Since CWD testing in free-ranging cervids currently relies upon invasive sampling of RPLN, we explored if CWD status could be assessed through more readily accessible tissues (such as ear tissue or ectoparasites) which could provide support for performing less invasive antemortem CWD testing. Therefore, we collected RT-QuIC average AFR values for three sample types (lymph node, ear, or pooled tick samples) from individual deer to evaluate if AFR values were correlated (i.e., do deer with high AFR values in lymph nodes have higher AFR values in ear or tick samples than deer with lower AFR values?). Using linear regressions, we explored relationships between average AFRs for the three sample types collected from the CWD-positive deer in our sample set.

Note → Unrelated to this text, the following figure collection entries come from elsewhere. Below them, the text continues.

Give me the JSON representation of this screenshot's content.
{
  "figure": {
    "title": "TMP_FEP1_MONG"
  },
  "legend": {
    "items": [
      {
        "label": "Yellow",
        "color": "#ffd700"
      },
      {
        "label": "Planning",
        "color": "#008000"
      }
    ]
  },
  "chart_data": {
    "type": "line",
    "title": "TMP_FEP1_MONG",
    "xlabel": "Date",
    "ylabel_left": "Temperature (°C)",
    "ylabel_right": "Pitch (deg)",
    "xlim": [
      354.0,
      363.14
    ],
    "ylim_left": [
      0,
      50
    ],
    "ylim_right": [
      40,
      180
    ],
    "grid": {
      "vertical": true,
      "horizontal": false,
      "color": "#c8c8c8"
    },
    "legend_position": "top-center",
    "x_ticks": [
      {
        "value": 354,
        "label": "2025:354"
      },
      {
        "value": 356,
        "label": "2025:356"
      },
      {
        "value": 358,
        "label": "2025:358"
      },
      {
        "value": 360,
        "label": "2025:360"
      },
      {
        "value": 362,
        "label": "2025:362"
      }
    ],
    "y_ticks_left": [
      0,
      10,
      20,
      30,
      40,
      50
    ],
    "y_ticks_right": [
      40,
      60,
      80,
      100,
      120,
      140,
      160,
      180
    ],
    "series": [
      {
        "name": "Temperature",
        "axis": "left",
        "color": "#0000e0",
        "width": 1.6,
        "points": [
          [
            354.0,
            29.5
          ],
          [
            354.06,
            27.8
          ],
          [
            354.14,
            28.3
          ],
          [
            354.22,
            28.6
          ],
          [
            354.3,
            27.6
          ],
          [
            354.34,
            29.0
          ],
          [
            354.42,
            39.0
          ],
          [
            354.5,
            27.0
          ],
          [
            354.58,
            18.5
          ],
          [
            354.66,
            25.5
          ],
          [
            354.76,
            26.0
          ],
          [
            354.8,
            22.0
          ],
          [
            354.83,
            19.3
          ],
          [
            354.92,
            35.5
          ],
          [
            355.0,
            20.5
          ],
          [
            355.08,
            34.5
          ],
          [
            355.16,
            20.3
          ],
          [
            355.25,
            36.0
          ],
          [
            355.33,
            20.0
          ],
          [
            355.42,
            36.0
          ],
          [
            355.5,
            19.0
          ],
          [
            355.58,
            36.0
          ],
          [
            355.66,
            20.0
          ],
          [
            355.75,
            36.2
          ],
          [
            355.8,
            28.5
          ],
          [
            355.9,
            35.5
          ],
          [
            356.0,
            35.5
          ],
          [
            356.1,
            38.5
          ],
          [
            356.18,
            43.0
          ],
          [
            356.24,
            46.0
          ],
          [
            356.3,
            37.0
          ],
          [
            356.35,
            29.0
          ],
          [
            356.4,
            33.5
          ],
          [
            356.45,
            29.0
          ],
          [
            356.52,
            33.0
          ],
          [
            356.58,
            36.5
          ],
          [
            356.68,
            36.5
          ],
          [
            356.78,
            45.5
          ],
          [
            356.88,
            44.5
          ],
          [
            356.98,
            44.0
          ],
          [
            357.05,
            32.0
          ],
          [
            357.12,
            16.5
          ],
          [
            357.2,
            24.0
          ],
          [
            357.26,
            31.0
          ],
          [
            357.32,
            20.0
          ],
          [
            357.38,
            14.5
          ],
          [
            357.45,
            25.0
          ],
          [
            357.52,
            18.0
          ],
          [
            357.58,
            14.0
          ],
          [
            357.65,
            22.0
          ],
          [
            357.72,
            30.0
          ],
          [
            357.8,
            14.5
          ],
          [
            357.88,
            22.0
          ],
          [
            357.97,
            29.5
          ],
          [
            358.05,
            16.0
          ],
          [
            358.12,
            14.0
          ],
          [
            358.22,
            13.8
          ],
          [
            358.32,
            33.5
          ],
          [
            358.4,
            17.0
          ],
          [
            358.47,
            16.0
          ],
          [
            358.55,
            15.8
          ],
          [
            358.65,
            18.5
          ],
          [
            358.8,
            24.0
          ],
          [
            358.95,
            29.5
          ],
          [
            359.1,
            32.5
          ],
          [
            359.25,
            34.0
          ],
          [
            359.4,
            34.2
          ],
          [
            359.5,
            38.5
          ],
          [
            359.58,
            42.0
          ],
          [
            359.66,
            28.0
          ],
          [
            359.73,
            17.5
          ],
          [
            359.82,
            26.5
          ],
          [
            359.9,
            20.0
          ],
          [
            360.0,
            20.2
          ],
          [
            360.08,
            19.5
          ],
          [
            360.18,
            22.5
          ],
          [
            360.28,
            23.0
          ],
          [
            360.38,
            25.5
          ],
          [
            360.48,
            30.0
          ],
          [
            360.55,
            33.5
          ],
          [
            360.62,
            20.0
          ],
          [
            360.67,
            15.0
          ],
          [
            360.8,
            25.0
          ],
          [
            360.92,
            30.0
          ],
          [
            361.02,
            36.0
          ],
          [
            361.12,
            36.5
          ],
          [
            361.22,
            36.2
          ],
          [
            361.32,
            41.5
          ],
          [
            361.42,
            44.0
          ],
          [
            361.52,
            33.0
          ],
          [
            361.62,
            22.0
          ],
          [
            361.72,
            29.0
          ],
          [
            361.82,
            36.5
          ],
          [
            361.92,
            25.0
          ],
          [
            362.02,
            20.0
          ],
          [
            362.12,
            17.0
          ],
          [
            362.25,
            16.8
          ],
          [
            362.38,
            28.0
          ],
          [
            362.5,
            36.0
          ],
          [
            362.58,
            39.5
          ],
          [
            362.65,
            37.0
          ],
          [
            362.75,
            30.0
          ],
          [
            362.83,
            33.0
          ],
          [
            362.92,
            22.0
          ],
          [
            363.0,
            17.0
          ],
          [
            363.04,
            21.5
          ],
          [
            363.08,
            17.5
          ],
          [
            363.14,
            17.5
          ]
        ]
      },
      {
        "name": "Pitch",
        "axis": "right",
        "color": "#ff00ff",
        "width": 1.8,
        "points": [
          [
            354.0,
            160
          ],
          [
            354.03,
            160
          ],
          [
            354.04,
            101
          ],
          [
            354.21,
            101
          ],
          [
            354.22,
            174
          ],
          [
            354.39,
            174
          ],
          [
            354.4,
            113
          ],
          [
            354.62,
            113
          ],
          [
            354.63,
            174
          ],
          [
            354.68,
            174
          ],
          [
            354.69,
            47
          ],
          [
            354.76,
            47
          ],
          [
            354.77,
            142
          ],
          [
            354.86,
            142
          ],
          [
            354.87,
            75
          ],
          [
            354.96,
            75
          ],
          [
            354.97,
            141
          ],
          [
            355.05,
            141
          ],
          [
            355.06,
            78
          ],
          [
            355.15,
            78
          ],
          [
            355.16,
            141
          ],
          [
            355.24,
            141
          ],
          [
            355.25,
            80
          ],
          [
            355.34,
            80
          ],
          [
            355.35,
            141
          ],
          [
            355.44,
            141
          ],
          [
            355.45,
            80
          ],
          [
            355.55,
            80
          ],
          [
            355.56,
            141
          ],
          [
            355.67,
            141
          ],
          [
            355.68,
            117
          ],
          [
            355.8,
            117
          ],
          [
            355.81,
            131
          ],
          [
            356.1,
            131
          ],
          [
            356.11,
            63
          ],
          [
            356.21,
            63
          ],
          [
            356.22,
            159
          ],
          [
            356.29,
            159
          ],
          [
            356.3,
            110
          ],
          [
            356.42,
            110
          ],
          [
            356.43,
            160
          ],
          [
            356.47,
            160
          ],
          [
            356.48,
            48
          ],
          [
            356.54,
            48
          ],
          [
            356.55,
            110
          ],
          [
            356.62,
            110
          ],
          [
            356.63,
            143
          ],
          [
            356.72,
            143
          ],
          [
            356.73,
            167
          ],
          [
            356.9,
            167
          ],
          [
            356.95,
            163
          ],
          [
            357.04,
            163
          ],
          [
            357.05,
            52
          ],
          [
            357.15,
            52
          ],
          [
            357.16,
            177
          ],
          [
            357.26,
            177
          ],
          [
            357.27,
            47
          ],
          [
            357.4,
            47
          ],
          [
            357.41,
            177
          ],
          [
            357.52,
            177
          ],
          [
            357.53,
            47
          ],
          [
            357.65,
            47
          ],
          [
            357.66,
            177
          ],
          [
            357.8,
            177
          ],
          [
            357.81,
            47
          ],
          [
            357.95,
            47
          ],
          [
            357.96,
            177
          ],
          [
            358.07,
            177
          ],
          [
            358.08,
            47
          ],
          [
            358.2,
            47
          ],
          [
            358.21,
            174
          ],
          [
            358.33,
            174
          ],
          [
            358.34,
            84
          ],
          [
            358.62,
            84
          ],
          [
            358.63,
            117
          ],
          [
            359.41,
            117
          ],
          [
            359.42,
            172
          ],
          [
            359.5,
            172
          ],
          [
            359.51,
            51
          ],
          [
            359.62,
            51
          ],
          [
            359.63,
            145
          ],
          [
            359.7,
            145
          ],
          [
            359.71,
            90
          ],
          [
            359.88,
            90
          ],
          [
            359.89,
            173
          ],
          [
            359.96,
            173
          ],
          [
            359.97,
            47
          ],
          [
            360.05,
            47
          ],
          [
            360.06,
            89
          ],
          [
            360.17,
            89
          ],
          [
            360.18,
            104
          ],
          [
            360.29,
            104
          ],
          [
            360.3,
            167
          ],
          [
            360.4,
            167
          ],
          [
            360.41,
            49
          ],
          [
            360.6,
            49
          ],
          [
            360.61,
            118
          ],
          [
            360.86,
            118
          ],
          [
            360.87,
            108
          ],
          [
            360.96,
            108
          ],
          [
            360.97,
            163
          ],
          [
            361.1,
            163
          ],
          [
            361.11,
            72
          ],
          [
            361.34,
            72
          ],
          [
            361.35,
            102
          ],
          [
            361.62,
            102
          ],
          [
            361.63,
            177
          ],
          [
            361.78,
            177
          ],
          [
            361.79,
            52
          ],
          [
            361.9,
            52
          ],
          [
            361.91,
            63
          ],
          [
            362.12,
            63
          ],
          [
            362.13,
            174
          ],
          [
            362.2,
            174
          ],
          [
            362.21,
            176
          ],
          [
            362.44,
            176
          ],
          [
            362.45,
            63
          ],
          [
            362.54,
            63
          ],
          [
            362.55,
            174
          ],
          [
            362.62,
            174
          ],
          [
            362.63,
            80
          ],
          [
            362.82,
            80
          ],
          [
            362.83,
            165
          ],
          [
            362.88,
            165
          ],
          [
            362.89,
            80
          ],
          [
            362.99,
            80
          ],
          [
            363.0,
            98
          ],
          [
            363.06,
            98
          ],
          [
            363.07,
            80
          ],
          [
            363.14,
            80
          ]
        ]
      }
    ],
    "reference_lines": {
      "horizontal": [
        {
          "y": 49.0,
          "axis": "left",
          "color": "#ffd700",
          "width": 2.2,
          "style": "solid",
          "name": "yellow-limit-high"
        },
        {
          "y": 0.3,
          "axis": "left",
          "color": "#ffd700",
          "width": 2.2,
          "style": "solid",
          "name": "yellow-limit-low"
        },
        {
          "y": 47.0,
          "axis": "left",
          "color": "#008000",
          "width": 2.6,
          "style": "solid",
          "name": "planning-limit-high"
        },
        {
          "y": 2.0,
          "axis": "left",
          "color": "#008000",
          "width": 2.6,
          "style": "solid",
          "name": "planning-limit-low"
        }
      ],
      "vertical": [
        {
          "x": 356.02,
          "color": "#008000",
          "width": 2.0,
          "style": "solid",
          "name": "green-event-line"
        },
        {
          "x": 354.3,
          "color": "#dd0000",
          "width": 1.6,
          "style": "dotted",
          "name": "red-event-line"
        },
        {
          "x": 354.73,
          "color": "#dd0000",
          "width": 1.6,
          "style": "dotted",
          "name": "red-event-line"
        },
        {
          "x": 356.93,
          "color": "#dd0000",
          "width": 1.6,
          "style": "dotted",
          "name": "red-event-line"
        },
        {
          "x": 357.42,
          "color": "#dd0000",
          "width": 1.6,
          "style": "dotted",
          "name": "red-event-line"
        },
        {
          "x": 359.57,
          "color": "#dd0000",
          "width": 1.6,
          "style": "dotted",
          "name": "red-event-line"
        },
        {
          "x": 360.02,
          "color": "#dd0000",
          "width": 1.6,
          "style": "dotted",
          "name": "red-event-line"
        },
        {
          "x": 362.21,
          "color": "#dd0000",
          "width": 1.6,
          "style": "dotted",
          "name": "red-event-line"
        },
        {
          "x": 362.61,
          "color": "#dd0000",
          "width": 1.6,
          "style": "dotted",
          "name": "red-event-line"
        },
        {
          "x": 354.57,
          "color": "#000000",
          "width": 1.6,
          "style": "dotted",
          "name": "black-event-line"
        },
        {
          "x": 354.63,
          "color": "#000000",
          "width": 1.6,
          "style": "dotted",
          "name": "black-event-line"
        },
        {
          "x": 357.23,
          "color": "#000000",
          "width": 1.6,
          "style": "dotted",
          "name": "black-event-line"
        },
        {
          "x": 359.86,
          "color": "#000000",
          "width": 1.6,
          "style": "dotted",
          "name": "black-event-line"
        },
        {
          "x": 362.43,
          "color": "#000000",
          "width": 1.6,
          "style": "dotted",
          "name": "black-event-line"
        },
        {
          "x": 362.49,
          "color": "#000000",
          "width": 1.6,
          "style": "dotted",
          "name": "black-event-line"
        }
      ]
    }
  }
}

We then calculated if prion concentrations detected in ticks from free-ranging deer had the potential to be infectious, based on estimates of the amount of prion seeding material in our samples relative to an experimentally-determined ID50 for an equivalent amount of prion seeding material in brain35. To estimate a predicted per-tick ID50 (ID50P) we need to know the ng of predicted seeding material per 1 mg of tick for a pooled sample (S), the average mass (mg) for a single tick from a pooled sample (m) from WTD ID 1, 4, and 11, and the actual ID50 of an equivalent mass of CWD-positive brain (300 ng = ID50A):

$${ID}_{50P}=\left(S\times m\right)\div {ID}_{50A}$$

Titers of PrPCWD from a CWD-positive brain are similar to those found in CWD-positive RPLN34, and a recent study has described a minimum mass of 300 ng of CWD-positive brain derived from a pool of 6 CWD-positive deer to be an effective oral ID50 for WTD35. As such, to calculate S, we first modeled, using a sum of exponential functions, the AFR values generated for the tenfold dilution series using mass of RPLN tissue per 2 µL (the amount of sample used to seed each well) for each of the RPLN samples (1, 4, and 11) as the explanatory variable. Thus, our global model was:

$${AFR}_{i}=a+b\times \mathrm{exp}\left(-d\times {ng}_{i}\right)+c\times \mathrm{exp}\left(-f\times {ng}_{i}\right),$$

where \({AFR}_{i}\) is the observed AFR for the ith observation, a, b, c, d and f are parameters that are estimated and \({ng}_{i}\) is the mass of sample for the ith observation. Parameters for each model were estimated using a least squares loss function within the Nonlinear Fit Curve Personality of Jmp Pro 15 (SAS Institute, Cary, NC). For each dataset we examined a suite of 4 models, which were based on the global model described above with either 2, 3, 4, or 5 parameters. We used the Akaike information criterion (AICc) corrected for small sample size, to select which model from this suite of models provided the most parsimonious fit for each of the three RPLN data sets. (see Supplementary Table S4 and S5 for AICc values and associated suite of models examined)62. Based on AICc values, the global 5-parameter model was chosen for data for sample #1 and the 4-parameter model best fit data for samples #4 and 11. The fitted models were then used as calibration curves to predict the relative amount of seeding material present in 2 µL of each pooled tick sample (For full model equations see Supplementary Table S4). Therefore, if ngp is the predicted mass of seeding material in a 30 µL volume (the total volume of prepared pooled tick sample in RT-QuIC sample buffer, see Supplemental Material Methods section), and Mt is the total mass of (mg) of a pooled tick sample, then S, the ng of seeding material per 1 mg of tick for a pooled sample, is estimated as:

$$S=\left({ng}_{P}\right)\div \left({M}_{t}\right)$$

Ethics approval

All animal manipulations were approved by the Animal Welfare Committee (AWC) at The University of Texas Health Science Center at Houston. Protocol number AWC-20–0065. All procedures were conducted following Federal and University guidelines. All methods are in accordance with ARRIVE guidelines. Mice were bred in approved facilities and euthanized by CO2 inhalation. The experiments listed in this manuscript did not involve animal experimentations and only tissues from euthanized mice were used as reagents for the PMCA reactions.